Published on

Joining of Tables - A Comprehensive Guide MY-SQL

Authors

Introduction

Joining tables is akin to piecing together a puzzle. It involves combining data from two or more tables based on specific criteria. This process allows us to extract meaningful information from the interconnected tables, leading to more insightful data analysis.

Primary Key

Primary key uniquely identifies tuples (rows) in a relation(table). There can only one primary key in a table.

Foreign Key

Foreign Key is a field in a table which references its values from the primary key field of another table. There can multiple foreign keys in a single table. This is also known as referential integrity.

Degree

Degree is the number of columns in a table

Cardinality

Cardinality is the number of rows in a table.

student.sql

+-------+----------------+
| admno |    name        |
+-------+----------------+
| 1     | John Doe       |
| 2     | Jane Smith     |
| 3     | Alice Johnson  |
| 4     | Bob Wilson     |
| 5     | Eva Davis      |
+-------+----------------+

student_class.sql

+-------+------------+---------+
| admno |   class    | section |
+-------+------------+---------+
| 1     | Math       | A       |
| 2     | English    | B       |
| 3     | Science    | A       |
| 4     | History    | C       |
| 5     | Geography  | B       |
+-------+------------+---------+

student Table:

  • Degree: 2 (Two columns: admno and name)

  • Cardinality: Assuming that the admno column is unique for each student (which is typical for student ID numbers), the cardinality of the student table is 5. This means there are 5 students in the table.

student_class Table:

Degree: 3 (Three columns: admno, class, and section)

Cardinality: The cardinality of the student_class table is also 5 because it contains records for 5 different students' class and section assignments. Each row represents a different student's enrollment in a specific class and section, and there are 5 such records in the table.

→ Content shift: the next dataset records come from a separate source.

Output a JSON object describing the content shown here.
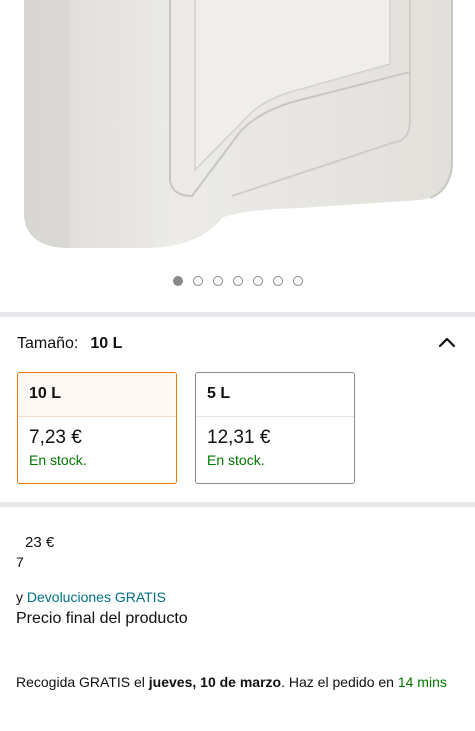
{
  "carousel": {
    "total": 7,
    "active_index": 0
  },
  "size_selector": {
    "label": "Tamaño:",
    "selected": "10 L",
    "options": [
      {
        "name": "10 L",
        "price": "7,23 €",
        "stock": "En stock.",
        "selected": true
      },
      {
        "name": "5 L",
        "price": "12,31 €",
        "stock": "En stock.",
        "selected": false
      }
    ]
  },
  "price": {
    "cents_part": "23 €",
    "whole_part": "7"
  },
  "returns": {
    "prefix": "y",
    "link": "Devoluciones GRATIS"
  },
  "final_price_note": "Precio final del producto",
  "delivery": {
    "prefix": "Recogida GRATIS el",
    "date": "jueves, 10 de marzo",
    "middle": ". Haz el pedido en",
    "countdown": "14 mins"
  },
  "colors": {
    "accent": "#e77600",
    "link": "#007185",
    "stock": "#007600"
  }
}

Non-Equi / Cartesian Product / Cross join

In non-equi join every record of the first table gets joined with every other record of second table.

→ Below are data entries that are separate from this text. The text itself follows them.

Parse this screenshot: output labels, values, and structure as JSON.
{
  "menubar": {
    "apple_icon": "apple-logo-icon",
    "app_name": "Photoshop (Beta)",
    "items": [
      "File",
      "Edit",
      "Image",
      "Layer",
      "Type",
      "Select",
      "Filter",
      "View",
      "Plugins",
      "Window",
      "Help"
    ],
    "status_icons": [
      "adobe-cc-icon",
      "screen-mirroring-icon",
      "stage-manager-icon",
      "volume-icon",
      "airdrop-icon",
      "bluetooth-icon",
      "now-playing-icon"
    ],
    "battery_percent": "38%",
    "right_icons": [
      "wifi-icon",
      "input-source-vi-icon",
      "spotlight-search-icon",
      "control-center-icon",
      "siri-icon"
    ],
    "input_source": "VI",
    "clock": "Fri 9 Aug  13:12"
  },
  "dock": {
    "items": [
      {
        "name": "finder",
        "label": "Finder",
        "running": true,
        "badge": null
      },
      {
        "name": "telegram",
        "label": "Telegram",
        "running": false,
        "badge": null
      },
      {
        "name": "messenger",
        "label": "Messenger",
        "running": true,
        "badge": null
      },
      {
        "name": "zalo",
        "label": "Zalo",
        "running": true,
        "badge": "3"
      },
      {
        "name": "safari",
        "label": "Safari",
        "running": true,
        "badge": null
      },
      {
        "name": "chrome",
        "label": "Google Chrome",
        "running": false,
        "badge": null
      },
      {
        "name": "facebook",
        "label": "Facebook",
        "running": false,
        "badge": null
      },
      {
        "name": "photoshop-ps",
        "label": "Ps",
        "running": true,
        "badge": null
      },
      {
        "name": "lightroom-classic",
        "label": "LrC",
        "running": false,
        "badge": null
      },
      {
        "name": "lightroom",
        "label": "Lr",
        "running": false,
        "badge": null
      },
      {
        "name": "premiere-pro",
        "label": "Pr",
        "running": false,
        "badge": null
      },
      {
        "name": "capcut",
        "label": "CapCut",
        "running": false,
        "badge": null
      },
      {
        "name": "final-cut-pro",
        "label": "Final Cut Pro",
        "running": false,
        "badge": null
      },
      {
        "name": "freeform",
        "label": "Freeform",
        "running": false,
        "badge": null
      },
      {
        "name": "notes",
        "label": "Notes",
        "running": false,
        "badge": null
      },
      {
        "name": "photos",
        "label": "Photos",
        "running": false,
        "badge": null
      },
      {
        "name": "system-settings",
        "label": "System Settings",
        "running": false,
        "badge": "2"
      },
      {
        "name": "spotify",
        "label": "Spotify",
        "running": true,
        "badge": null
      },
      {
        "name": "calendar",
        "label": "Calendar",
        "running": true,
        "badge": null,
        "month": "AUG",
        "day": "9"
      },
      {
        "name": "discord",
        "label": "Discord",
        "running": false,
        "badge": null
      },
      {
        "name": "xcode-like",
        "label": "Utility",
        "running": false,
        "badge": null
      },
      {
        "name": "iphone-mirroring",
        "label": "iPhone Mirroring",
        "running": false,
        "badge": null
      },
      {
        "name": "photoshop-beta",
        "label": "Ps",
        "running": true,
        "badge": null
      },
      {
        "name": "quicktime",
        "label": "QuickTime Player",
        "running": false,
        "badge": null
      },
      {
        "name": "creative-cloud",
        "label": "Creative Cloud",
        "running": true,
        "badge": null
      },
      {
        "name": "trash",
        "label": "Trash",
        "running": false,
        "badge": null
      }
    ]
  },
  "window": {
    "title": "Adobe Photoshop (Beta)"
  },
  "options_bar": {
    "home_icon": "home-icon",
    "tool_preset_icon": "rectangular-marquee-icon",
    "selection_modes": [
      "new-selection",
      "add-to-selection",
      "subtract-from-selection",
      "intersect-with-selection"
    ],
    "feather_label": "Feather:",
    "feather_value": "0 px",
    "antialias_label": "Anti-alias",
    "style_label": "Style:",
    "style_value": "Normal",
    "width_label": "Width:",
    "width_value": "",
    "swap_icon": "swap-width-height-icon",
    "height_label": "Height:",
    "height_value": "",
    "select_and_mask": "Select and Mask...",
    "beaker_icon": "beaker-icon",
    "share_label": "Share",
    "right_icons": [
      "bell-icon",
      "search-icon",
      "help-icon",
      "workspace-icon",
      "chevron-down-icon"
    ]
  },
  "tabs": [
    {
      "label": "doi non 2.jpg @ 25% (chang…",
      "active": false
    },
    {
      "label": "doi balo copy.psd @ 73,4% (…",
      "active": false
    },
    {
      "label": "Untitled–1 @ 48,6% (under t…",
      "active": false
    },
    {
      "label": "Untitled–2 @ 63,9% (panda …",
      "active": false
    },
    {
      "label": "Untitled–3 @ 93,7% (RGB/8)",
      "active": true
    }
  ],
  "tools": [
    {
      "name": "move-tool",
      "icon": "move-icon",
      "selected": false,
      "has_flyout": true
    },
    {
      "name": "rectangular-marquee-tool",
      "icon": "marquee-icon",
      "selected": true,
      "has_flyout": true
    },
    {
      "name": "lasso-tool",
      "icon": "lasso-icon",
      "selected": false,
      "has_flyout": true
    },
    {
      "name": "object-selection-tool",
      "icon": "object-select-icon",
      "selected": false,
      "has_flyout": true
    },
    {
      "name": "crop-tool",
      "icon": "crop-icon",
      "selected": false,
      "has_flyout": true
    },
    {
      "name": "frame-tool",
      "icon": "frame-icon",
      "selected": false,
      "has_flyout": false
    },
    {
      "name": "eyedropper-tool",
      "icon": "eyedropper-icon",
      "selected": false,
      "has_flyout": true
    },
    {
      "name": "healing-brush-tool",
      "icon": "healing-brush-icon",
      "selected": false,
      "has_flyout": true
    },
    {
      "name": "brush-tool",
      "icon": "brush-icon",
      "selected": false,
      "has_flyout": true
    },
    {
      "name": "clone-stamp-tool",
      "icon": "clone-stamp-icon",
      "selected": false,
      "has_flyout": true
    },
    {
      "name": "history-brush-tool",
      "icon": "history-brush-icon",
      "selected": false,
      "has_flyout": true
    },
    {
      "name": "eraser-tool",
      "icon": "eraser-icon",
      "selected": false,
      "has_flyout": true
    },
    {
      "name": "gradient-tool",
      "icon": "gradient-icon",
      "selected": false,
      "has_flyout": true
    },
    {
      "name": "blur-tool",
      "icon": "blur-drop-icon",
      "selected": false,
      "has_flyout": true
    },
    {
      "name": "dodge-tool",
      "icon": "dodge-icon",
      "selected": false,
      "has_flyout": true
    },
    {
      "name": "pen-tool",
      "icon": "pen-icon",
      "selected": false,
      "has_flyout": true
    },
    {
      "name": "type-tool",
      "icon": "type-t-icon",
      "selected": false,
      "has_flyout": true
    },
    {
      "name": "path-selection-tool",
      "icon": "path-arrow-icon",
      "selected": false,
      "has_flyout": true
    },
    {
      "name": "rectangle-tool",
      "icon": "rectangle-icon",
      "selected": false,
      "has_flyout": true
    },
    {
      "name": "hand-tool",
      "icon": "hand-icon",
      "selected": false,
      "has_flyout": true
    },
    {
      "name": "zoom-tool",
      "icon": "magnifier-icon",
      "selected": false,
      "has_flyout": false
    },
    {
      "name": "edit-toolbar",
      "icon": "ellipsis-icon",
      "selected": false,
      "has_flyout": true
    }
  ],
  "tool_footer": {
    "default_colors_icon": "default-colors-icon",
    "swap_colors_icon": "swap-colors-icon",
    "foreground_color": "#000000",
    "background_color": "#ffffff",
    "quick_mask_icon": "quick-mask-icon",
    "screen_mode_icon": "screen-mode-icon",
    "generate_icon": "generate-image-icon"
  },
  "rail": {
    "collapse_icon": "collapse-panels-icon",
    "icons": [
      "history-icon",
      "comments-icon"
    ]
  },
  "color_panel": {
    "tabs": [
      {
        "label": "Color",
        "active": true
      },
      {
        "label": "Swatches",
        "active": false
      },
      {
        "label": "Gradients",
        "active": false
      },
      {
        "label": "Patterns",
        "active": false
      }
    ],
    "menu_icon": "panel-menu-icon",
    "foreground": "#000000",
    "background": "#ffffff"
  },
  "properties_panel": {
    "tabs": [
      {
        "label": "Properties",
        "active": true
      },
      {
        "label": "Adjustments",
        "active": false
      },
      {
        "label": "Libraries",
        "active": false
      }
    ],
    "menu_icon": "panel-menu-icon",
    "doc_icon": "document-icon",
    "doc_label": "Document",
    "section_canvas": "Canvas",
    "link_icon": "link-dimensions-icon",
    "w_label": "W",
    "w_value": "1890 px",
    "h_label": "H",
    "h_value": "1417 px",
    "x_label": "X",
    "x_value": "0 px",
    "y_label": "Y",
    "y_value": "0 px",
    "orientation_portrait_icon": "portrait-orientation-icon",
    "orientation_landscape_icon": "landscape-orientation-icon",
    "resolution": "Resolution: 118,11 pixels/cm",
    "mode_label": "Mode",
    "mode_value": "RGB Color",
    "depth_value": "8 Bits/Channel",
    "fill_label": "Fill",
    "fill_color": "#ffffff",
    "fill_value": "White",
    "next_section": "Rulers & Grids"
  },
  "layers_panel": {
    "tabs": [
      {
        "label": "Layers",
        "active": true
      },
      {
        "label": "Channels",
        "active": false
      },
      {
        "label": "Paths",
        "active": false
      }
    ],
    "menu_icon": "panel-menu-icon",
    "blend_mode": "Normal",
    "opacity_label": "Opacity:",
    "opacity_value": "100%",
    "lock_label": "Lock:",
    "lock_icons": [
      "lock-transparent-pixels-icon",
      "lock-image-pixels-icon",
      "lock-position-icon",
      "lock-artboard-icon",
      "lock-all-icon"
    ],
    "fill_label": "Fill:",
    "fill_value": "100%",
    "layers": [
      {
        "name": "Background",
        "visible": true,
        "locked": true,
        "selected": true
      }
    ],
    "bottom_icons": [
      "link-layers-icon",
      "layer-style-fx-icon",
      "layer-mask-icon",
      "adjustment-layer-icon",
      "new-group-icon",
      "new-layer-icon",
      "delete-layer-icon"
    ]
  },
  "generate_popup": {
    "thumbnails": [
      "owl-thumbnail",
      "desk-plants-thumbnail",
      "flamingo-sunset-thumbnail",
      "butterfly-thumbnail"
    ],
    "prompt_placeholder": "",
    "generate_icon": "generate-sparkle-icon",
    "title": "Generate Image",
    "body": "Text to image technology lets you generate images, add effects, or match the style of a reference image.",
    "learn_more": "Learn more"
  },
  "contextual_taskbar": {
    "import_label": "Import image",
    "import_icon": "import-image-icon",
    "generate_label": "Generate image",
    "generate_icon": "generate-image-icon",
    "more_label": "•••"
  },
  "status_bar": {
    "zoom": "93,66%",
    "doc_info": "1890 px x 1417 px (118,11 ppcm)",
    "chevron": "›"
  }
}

Consider the table students and student_class

student.sql

+-------+----------------+
| admno |    name        |
+-------+----------------+
| 1     | John Doe       |
| 2     | Jane Smith     |
| 3     | Alice Johnson  |
| 4     | Bob Wilson     |
| 5     | Eva Davis      |
+-------+----------------+

student_class.sql

+-------+------------+---------+
| admno |   class    | section |
+-------+------------+---------+
| 1     | Math       | A       |
| 2     | English    | B       |
| 3     | Science    | A       |
| 4     | History    | C       |
| 5     | Geography  | B       |
+-------+------------+---------+

To specify the non-equi join, we write the command as:-

query.sql

SELECT * FROM students, student_class;

-- Output

+-------+----------------+-------+------------+---------+
| admno |    name        | admno |   class    | section |
+-------+----------------+-------+------------+---------+
| 1     | John Doe       | 1     | Math       | A       |
| 1     | John Doe       | 2     | English    | B       |
| 1     | John Doe       | 3     | Science    | A       |
| 1     | John Doe       | 4     | History    | C       |
| 1     | John Doe       | 5     | Geography  | B       |
| 2     | Jane Smith     | 1     | Math       | A       |
| 2     | Jane Smith     | 2     | English    | B       |
| 2     | Jane Smith     | 3     | Science    | A       |
| 2     | Jane Smith     | 4     | History    | C       |
| 2     | Jane Smith     | 5     | Geography  | B       |
| 3     | Alice Johnson  | 1     | Math       | A       |
| 3     | Alice Johnson  | 2     | English    | B       |
| 3     | Alice Johnson  | 3     | Science    | A       |
| 3     | Alice Johnson  | 4     | History    | C       |
| 3     | Alice Johnson  | 5     | Geography  | B       |
| 4     | Bob Wilson     | 1     | Math       | A       |
| 4     | Bob Wilson     | 2     | English    | B       |
| 4     | Bob Wilson     | 3     | Science    | A       |
| 4     | Bob Wilson     | 4     | History    | C       |
| 4     | Bob Wilson     | 5     | Geography  | B       |
| 5     | Eva Davis      | 1     | Math       | A       |
| 5     | Eva Davis      | 2     | English    | B       |
| 5     | Eva Davis      | 3     | Science    | A       |
| 5     | Eva Davis      | 4     | History    | C       |
| 5     | Eva Davis      | 5     | Geography  | B       |
+-------+----------------+-------+------------+---------+

Equi-Join

In equi-join, we join two tables on the basis of common field in two tables.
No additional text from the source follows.